In OpenGL, draw call overhead is not that high, compared to some other APIs. The issue is the overhead of state changes between draw calls. So the primary goal in terms of optimization should be to reduce the number of state changes (particularly expensive ones) that you need between different draw calls.
But draw calls aren't completely without cost, and there's no sense in throwing away free performance, so use a primitive restart index. Basically, what you do is designate an index (typically the maximum index for the index type. 16-bit indices would use 0xFFFF) to refer, not to an index, but to the intent to restart the primitive.
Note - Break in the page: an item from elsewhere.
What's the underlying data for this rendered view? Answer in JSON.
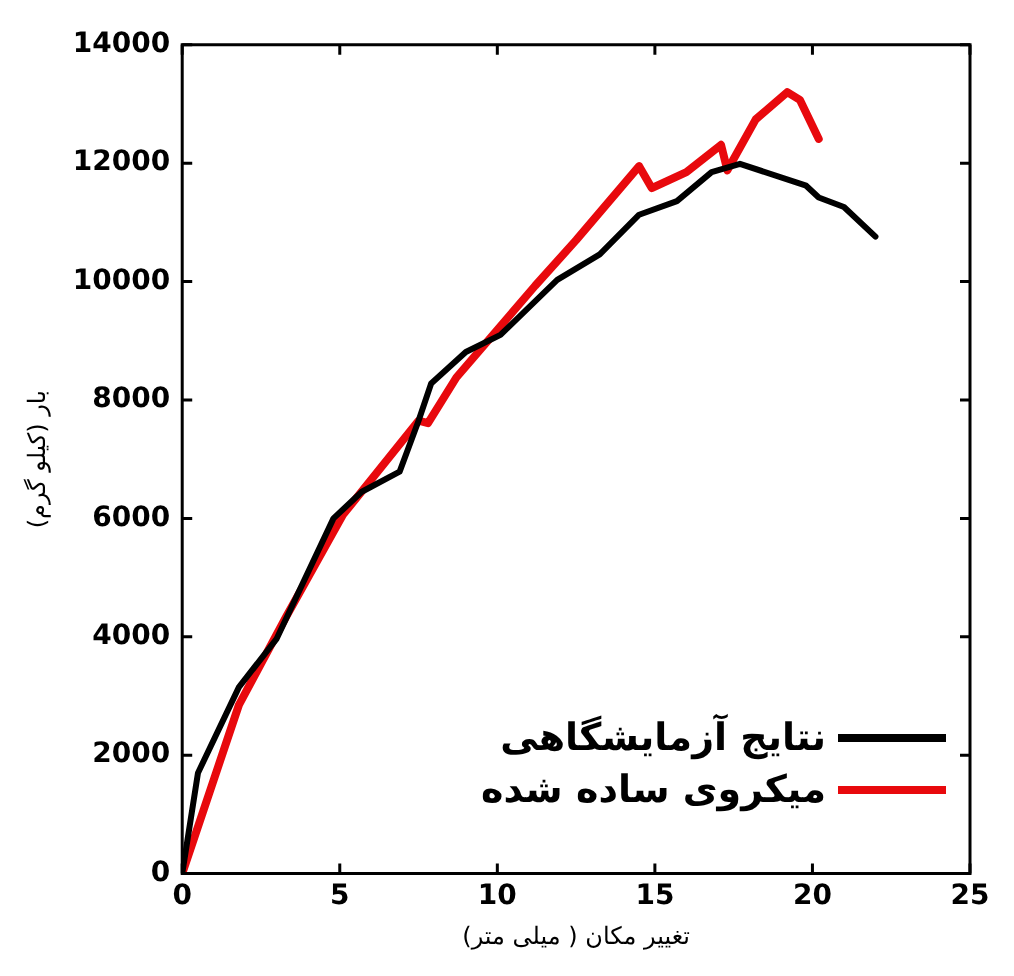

So in your example, you would do this:
v_1_1, v_1_2, v_1_3, 0xFFFF, v_2_1, v_2_2, 0xFFFF, v_3_1,..
You put the restart index between the strips.
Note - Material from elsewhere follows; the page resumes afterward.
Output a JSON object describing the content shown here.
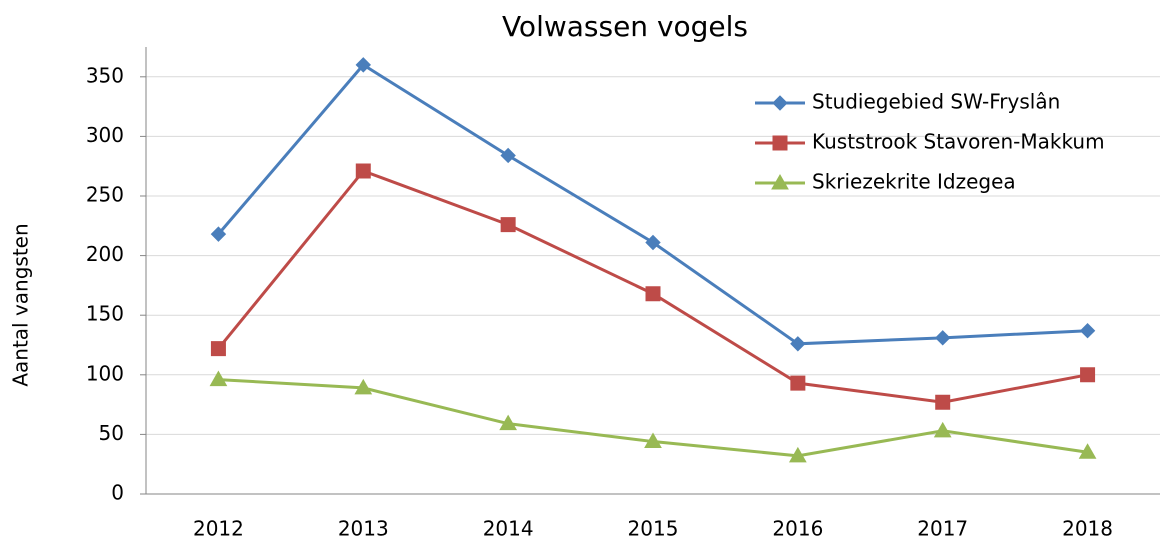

There are two forms of primitive restart: user-defined indices and fixed indices. The user-defined index version allows you to specify what index represents "restart"; the fixed index always uses the maximum index.
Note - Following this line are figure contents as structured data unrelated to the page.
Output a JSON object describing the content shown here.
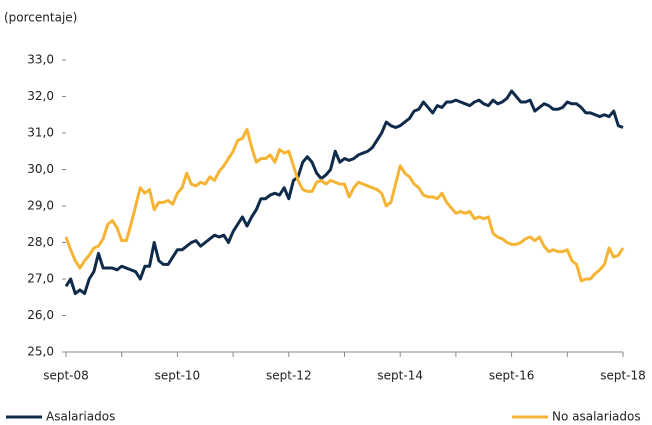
{
  "chart_data": {
    "type": "line",
    "ylabel": "(porcentaje)",
    "categories": [
      "sept-08",
      null,
      null,
      null,
      null,
      null,
      null,
      null,
      null,
      null,
      null,
      null,
      null,
      null,
      null,
      null,
      null,
      null,
      null,
      null,
      null,
      null,
      null,
      null,
      "sept-10",
      null,
      null,
      null,
      null,
      null,
      null,
      null,
      null,
      null,
      null,
      null,
      null,
      null,
      null,
      null,
      null,
      null,
      null,
      null,
      null,
      null,
      null,
      null,
      "sept-12",
      null,
      null,
      null,
      null,
      null,
      null,
      null,
      null,
      null,
      null,
      null,
      null,
      null,
      null,
      null,
      null,
      null,
      null,
      null,
      null,
      null,
      null,
      null,
      "sept-14",
      null,
      null,
      null,
      null,
      null,
      null,
      null,
      null,
      null,
      null,
      null,
      null,
      null,
      null,
      null,
      null,
      null,
      null,
      null,
      null,
      null,
      null,
      null,
      "sept-16",
      null,
      null,
      null,
      null,
      null,
      null,
      null,
      null,
      null,
      null,
      null,
      null,
      null,
      null,
      null,
      null,
      null,
      null,
      null,
      null,
      null,
      null,
      null,
      "sept-18"
    ],
    "series": [
      {
        "name": "Asalariados",
        "color": "#0f2b4b",
        "values": [
          26.8,
          27.0,
          26.6,
          26.7,
          26.6,
          27.0,
          27.2,
          27.7,
          27.3,
          27.3,
          27.3,
          27.25,
          27.35,
          27.3,
          27.25,
          27.2,
          27.0,
          27.35,
          27.35,
          28.0,
          27.5,
          27.4,
          27.4,
          27.6,
          27.8,
          27.8,
          27.9,
          28.0,
          28.05,
          27.9,
          28.0,
          28.1,
          28.2,
          28.15,
          28.2,
          28.0,
          28.3,
          28.5,
          28.7,
          28.45,
          28.7,
          28.9,
          29.2,
          29.2,
          29.3,
          29.35,
          29.3,
          29.5,
          29.2,
          29.7,
          29.8,
          30.2,
          30.35,
          30.2,
          29.9,
          29.75,
          29.85,
          30.0,
          30.5,
          30.2,
          30.3,
          30.25,
          30.3,
          30.4,
          30.45,
          30.5,
          30.6,
          30.8,
          31.0,
          31.3,
          31.2,
          31.15,
          31.2,
          31.3,
          31.4,
          31.6,
          31.65,
          31.85,
          31.7,
          31.55,
          31.75,
          31.7,
          31.85,
          31.85,
          31.9,
          31.85,
          31.8,
          31.75,
          31.85,
          31.9,
          31.8,
          31.75,
          31.9,
          31.8,
          31.85,
          31.95,
          32.15,
          32.0,
          31.85,
          31.85,
          31.9,
          31.6,
          31.7,
          31.8,
          31.75,
          31.65,
          31.65,
          31.7,
          31.85,
          31.8,
          31.8,
          31.7,
          31.55,
          31.55,
          31.5,
          31.45,
          31.5,
          31.45,
          31.6,
          31.2,
          31.15
        ]
      },
      {
        "name": "No asalariados",
        "color": "#f6b434",
        "values": [
          28.15,
          27.8,
          27.5,
          27.3,
          27.5,
          27.65,
          27.85,
          27.9,
          28.1,
          28.5,
          28.6,
          28.4,
          28.05,
          28.05,
          28.5,
          29.0,
          29.5,
          29.35,
          29.45,
          28.9,
          29.1,
          29.1,
          29.15,
          29.05,
          29.35,
          29.5,
          29.9,
          29.6,
          29.55,
          29.65,
          29.6,
          29.8,
          29.7,
          29.95,
          30.1,
          30.3,
          30.5,
          30.8,
          30.85,
          31.1,
          30.6,
          30.2,
          30.3,
          30.3,
          30.4,
          30.2,
          30.55,
          30.45,
          30.5,
          30.1,
          29.7,
          29.45,
          29.4,
          29.4,
          29.65,
          29.7,
          29.6,
          29.7,
          29.65,
          29.6,
          29.6,
          29.25,
          29.5,
          29.65,
          29.6,
          29.55,
          29.5,
          29.45,
          29.35,
          29.0,
          29.1,
          29.6,
          30.1,
          29.9,
          29.8,
          29.6,
          29.5,
          29.3,
          29.25,
          29.25,
          29.2,
          29.35,
          29.1,
          28.95,
          28.8,
          28.85,
          28.8,
          28.85,
          28.65,
          28.7,
          28.65,
          28.7,
          28.25,
          28.15,
          28.1,
          28.0,
          27.95,
          27.95,
          28.0,
          28.1,
          28.15,
          28.05,
          28.15,
          27.9,
          27.75,
          27.8,
          27.75,
          27.75,
          27.8,
          27.5,
          27.4,
          26.95,
          27.0,
          27.0,
          27.15,
          27.25,
          27.4,
          27.85,
          27.6,
          27.65,
          27.85
        ]
      }
    ],
    "ylim": [
      25,
      33
    ],
    "yticks": [
      {
        "value": 25,
        "label": "25,0"
      },
      {
        "value": 26,
        "label": "26,0"
      },
      {
        "value": 27,
        "label": "27,0"
      },
      {
        "value": 28,
        "label": "28,0"
      },
      {
        "value": 29,
        "label": "29,0"
      },
      {
        "value": 30,
        "label": "30,0"
      },
      {
        "value": 31,
        "label": "31,0"
      },
      {
        "value": 32,
        "label": "32,0"
      },
      {
        "value": 33,
        "label": "33,0"
      }
    ],
    "grid": false
  }
}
Even though fixed-index restart requires a higher GL version (4.3 rather than 3.1), the fixed-index version is actually more commonly capable among all GPU hardware. OpenGL ES for example doesn't have the non-fixed version, and neither does Vulkan. And there's no real downside to just using the max index. So even if the implementation doesn't support fixed restart indices, you should always use the maximum index as your user-defined restart index.